In response to these complaints, the emperor (Kublai Khan) ordered a series of debates to be held, with the result that the emperor as arbiter not only sided with the Buddhists, but ordered that all Daoist books except the Daodejing be burned! Despite this disaster, Daoism’s resilience was evidenced in the presence of certain Celestial Masters— leaders who made themselves favored in the Mongol Court, even as the Complete Perfection influence was in disarray and somewhat blending with Buddhist centers, perhaps for protective coloration (156, 157). In fact, the Complete Perfection branch did have much in common with Buddhist monasteries in practicing celibacy and vegetarianism in their communities (155). In still other texts, as in one by Taishang entitled Tract of the Most Exalted on Action and Response, there is a blending of the three teachings of Confucianism, Daoism, and Buddhism in a way that might resemble the institutionalized Cao Dai religion in Viêt Nam (149).

If the Complete Perfection vine seemed stringent in its moral dictates, the moral element was certainly not absent in earlier schools. Ge Hong, for instance, from the fourth century CE, believed that anyone could obtain immortality. “Wealth and position, and even education, were not relevant. One’s moral life was, however, quite important” (118).

The pervasive quest for immortality, then, was not simply to be pursued magically through external means such as rituals employing cinnabar and certain medicinal herbs, but through internal alchemy, in which meditation practices refine one’s true nature. In addition to the quest for immortality, the goalless goal of merely living simply, following the dictates of wu-wei (action without action), is extolled.
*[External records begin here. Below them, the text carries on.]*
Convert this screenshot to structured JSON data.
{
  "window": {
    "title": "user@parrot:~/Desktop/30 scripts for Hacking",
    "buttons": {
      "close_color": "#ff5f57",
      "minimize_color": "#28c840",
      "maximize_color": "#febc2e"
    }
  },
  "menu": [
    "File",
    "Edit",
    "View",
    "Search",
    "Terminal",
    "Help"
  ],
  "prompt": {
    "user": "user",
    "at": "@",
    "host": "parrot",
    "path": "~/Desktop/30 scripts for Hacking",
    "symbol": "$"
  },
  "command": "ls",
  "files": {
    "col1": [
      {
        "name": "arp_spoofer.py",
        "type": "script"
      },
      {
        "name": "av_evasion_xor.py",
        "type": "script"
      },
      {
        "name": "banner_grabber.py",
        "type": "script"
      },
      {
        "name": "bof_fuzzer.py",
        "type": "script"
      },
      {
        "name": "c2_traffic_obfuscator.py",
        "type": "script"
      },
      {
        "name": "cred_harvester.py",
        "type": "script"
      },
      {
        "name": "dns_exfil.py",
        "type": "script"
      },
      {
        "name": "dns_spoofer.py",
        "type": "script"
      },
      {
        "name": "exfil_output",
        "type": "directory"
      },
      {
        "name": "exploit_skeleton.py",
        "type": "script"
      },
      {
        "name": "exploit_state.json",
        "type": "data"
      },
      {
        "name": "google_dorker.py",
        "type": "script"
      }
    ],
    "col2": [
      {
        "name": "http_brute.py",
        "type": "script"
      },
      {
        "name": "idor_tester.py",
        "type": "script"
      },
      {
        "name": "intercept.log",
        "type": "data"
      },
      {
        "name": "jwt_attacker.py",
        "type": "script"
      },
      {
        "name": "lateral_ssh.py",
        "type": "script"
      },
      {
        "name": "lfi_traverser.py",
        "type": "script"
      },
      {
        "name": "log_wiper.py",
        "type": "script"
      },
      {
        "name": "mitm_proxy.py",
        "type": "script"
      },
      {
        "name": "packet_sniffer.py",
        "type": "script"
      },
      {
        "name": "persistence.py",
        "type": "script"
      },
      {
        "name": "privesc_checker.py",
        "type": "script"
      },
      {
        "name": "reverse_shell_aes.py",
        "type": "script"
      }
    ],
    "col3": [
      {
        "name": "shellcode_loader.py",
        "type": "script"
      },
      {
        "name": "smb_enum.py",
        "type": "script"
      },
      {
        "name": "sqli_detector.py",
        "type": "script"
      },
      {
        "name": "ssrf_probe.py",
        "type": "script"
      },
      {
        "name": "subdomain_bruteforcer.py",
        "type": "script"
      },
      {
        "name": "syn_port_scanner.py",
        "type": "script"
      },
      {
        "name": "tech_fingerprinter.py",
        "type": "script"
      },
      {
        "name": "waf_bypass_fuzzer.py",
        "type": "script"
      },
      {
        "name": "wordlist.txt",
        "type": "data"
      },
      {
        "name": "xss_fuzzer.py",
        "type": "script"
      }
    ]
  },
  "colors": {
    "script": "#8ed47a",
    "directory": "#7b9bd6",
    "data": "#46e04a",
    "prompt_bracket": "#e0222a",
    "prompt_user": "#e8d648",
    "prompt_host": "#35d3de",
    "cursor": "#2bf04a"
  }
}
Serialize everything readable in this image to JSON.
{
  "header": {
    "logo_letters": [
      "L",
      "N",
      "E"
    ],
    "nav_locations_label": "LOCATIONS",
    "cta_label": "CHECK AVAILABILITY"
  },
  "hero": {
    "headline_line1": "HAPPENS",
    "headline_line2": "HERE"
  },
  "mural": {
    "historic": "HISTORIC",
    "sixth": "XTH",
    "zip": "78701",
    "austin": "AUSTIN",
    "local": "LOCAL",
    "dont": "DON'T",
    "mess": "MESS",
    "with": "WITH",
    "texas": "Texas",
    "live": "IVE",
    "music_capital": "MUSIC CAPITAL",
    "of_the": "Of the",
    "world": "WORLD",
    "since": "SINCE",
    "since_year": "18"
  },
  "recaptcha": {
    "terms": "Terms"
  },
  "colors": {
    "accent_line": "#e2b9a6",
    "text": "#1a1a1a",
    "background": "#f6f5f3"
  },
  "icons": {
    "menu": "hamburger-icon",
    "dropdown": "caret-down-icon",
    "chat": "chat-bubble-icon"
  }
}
Most casual students and scholars of Chinese philosophy will know two names—Laozi and Zhuangzi—and the two texts associated with them, the Daodejing and the work simply titled by the author’s name, the Zuangzi. The former, Littlejohn states, is “not arranged to develop any systematic argument. In this sense, the Daodejing is more like an anthology than a book with an overarching theme” (11). Thus, we may assume, this “trunk of Daoism” naturally spreads divergent branches, as they develop beyond its “Composite Trunk” (the Zhuangzi and other early texts in Littlejohn’s terminology). There is no doctrinal core that would lead to a natural self-pruning of different schools and practices. They spread out, in the author’s analogy, like the entwining branches of a kudzu plant.1

While it is beyond the province of this review to discuss the treatment of all of the schools listed here, the influence of Daoism might also be seen in directions, which the author does not explore. These might include Chinese martial arts, especially Tai Chi Chuan, or the poetry of Han Shan, whose hermetic life style might be as reflective of Daoist models as those of Buddhism.

But an introduction has understandable limitations, and this work transcends any legitimate expectations in so many ways. The author is very conversant with other works, and he establishes his own niche with a book that is highly satisfying to a student of The Way.

NOTES


1. I am not sure that the analogy is altogether felicitous. While the kudzu plant does branch out voraciously, in the American South it is viewed as biologically malevolent in its invasive and pervasive nature!